I have sacrificed multiple days to craft this piece of software exactly to your demands. You now have the binary paths for individual authors. You have distance values and you have closeness centrality results. Everything is stored in the requested antique output formats.

All I get in return is insults. First, I am accused of not writing the code myself. Then, you complain about system design despite it meeting exactly the requirements.

If you had told me before that you do not want me to implement this, it would have saved me a lot of work. Just do it yourself. Write it in perl, cobol, or whatever. I am out. This was my last contribution to CollEc.

On Monday, September 16th, 2024 at 00:39, Thomas Krichel <krichel@openlib.org> wrote:
...

...

...
Christian Düben writes

...
...
For performance reasons, threads write to their own files.

...

...
I am not sure what threads are and why we need them here.
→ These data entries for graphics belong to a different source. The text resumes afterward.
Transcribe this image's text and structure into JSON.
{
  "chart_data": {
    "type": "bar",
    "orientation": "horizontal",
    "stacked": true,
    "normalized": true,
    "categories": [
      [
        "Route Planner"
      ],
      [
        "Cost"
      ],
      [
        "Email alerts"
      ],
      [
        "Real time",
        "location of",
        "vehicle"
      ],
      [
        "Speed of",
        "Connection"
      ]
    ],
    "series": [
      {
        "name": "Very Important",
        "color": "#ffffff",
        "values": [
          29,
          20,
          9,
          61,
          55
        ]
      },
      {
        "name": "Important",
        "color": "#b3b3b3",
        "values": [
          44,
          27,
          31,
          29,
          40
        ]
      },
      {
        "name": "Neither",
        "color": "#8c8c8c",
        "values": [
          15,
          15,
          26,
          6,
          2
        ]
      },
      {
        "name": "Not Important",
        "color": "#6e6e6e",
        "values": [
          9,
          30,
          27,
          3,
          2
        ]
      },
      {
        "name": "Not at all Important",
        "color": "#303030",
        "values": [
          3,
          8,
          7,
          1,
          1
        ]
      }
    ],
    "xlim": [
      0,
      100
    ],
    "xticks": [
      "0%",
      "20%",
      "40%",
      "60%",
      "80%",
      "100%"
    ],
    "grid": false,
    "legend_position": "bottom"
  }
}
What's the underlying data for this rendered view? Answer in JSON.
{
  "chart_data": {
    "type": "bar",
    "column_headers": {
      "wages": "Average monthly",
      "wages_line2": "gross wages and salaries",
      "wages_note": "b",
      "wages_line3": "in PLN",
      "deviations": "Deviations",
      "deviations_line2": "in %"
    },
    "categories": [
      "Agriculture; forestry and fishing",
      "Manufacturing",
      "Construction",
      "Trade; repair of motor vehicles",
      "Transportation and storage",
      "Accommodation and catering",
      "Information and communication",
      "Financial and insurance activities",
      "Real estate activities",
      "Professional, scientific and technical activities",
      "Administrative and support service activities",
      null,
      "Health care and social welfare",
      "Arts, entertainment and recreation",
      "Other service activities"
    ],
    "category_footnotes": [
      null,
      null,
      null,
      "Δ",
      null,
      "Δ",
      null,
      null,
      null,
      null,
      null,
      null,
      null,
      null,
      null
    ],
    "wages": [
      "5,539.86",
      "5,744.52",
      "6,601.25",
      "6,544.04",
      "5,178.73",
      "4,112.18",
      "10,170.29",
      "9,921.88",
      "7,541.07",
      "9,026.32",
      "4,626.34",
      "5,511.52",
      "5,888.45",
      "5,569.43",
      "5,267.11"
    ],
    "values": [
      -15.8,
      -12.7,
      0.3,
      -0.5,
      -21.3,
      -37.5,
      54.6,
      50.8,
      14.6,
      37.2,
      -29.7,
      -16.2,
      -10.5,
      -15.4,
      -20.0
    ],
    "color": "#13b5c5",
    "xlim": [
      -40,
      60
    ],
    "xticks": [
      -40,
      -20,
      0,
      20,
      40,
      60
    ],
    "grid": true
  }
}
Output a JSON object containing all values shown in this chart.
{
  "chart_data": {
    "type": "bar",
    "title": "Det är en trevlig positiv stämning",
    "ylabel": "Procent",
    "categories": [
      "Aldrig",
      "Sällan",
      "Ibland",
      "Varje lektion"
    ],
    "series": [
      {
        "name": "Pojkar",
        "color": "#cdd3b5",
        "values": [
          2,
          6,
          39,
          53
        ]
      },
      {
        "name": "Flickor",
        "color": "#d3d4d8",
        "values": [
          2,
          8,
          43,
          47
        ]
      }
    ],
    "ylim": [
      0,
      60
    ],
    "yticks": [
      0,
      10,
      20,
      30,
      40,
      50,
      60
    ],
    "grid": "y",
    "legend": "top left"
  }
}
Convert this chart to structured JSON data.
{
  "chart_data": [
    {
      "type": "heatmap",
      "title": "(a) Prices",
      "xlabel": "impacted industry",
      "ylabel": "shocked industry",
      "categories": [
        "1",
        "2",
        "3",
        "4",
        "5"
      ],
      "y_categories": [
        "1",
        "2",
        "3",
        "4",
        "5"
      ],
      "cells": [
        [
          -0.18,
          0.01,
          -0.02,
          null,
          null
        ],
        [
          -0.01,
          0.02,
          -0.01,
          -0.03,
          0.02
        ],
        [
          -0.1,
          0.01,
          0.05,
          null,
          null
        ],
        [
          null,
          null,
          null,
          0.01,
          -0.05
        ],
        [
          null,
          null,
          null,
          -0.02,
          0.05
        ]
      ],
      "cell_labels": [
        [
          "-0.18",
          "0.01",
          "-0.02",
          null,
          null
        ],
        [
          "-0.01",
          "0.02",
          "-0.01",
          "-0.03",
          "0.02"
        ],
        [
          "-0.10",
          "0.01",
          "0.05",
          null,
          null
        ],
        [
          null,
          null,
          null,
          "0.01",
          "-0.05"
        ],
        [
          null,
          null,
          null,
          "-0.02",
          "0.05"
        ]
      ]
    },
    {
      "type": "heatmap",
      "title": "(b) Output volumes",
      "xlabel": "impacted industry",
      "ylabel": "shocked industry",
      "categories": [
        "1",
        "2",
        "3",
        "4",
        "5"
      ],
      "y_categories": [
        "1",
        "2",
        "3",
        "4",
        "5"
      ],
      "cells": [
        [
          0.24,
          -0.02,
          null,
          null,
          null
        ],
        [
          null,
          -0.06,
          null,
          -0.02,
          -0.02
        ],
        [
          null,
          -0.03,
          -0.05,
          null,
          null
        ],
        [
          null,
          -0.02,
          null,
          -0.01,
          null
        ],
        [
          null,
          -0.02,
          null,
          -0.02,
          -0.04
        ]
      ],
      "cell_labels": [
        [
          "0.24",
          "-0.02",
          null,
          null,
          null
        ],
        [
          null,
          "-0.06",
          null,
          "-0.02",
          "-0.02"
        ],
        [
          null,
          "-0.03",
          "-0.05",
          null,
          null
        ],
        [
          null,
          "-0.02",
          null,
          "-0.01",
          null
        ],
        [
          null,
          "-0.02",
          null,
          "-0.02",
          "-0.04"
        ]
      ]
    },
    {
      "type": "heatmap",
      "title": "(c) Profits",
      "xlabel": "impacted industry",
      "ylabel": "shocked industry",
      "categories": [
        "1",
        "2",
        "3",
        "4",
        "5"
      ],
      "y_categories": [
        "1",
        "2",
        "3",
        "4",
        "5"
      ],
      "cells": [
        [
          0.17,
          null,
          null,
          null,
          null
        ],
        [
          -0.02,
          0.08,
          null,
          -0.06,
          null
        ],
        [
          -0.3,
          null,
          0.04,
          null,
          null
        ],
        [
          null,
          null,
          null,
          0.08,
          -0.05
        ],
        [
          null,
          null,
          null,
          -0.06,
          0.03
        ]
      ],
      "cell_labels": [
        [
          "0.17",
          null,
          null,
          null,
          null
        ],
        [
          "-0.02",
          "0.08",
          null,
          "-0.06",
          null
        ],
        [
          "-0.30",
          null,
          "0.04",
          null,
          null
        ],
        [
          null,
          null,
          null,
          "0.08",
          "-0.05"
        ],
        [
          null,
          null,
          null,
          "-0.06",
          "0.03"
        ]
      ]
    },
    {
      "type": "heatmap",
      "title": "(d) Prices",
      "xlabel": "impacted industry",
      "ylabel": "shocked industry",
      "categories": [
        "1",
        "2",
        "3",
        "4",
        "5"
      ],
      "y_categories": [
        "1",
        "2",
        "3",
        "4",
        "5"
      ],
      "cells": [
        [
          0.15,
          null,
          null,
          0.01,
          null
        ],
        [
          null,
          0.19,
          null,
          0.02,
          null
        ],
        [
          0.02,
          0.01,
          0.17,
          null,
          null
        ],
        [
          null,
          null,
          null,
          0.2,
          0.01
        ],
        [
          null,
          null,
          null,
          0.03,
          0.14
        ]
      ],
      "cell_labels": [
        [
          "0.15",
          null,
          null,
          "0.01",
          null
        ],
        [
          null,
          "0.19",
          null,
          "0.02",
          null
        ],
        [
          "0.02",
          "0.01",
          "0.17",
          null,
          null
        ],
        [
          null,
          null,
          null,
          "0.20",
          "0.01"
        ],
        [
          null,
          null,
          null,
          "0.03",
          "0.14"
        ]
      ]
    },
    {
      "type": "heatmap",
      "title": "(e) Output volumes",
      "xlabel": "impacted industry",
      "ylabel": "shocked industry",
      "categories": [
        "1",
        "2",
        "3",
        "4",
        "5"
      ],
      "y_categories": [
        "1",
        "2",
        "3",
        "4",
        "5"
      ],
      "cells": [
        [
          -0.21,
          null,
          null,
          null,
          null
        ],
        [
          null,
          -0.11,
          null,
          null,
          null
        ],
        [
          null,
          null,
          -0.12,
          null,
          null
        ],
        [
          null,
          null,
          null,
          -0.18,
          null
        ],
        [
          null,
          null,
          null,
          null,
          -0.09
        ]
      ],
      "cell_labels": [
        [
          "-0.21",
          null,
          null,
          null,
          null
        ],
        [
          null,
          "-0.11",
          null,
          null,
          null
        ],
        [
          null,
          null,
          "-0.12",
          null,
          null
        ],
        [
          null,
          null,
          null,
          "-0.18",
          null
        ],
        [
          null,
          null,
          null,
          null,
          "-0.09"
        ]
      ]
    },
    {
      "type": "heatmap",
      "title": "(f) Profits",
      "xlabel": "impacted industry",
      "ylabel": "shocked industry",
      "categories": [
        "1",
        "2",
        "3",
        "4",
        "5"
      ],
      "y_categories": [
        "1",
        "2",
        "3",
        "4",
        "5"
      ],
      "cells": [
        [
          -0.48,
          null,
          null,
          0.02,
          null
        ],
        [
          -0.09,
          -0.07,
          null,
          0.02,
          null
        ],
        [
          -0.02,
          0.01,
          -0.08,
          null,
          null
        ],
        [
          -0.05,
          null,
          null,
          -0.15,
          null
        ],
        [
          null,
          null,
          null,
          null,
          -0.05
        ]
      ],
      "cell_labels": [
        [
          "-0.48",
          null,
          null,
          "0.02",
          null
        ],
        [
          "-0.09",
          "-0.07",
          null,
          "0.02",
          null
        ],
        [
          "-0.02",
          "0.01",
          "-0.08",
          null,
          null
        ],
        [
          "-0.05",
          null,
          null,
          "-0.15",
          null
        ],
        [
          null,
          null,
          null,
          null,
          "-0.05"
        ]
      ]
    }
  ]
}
All I
need is to have the paths from one author to all others in a
file. These can all be run in parallel. In your run, you seem to try
to do all authors at the same time. This poses a great strain on the
machine. I suggest to calculate one author at a time, using
parallel proccessig in a database on when author data has been
changed.

...
...
This way, I can use parallelism without locks. If you prefer all
paths, distances, and closeness centrality values to respectively be
in single files instead of thread-specific files, I can change
that. However, that probably slows down the program's execution.

...

...
This massive parallel way of handling the job makes no sense to
me.

...
...
All shortest paths within an author pair are not necessarily stored
consecutively. A paths file might contain the first shortest path
from author 1 to author 2, followed by the first shortest path from
author 1 to author 4, followed by the second shortest path from
author 1 to author 2. I can order them, if needed - again at a
performance penalty.

...

...
This makes no sense to me. This is not how I built the old
CollEc. I ran a system that took nodes and updated them. Then
I could run updates around the clock, and I can ran as many
processess as I have machine capacity for. That is a
completely different approach than what you try, which is
to make a complete calculation every now and then.

...
Now the machine is so slow that I can hardly use it.

...
It would be better to solve the task at hand, which is
to create a fast program to do binary paths for an
individual author. I can then take this up and try
to rescuciate the old site.

...

...
--
Written by Thomas Krichel http://openlib.org/home/krichel on his 21653rd day.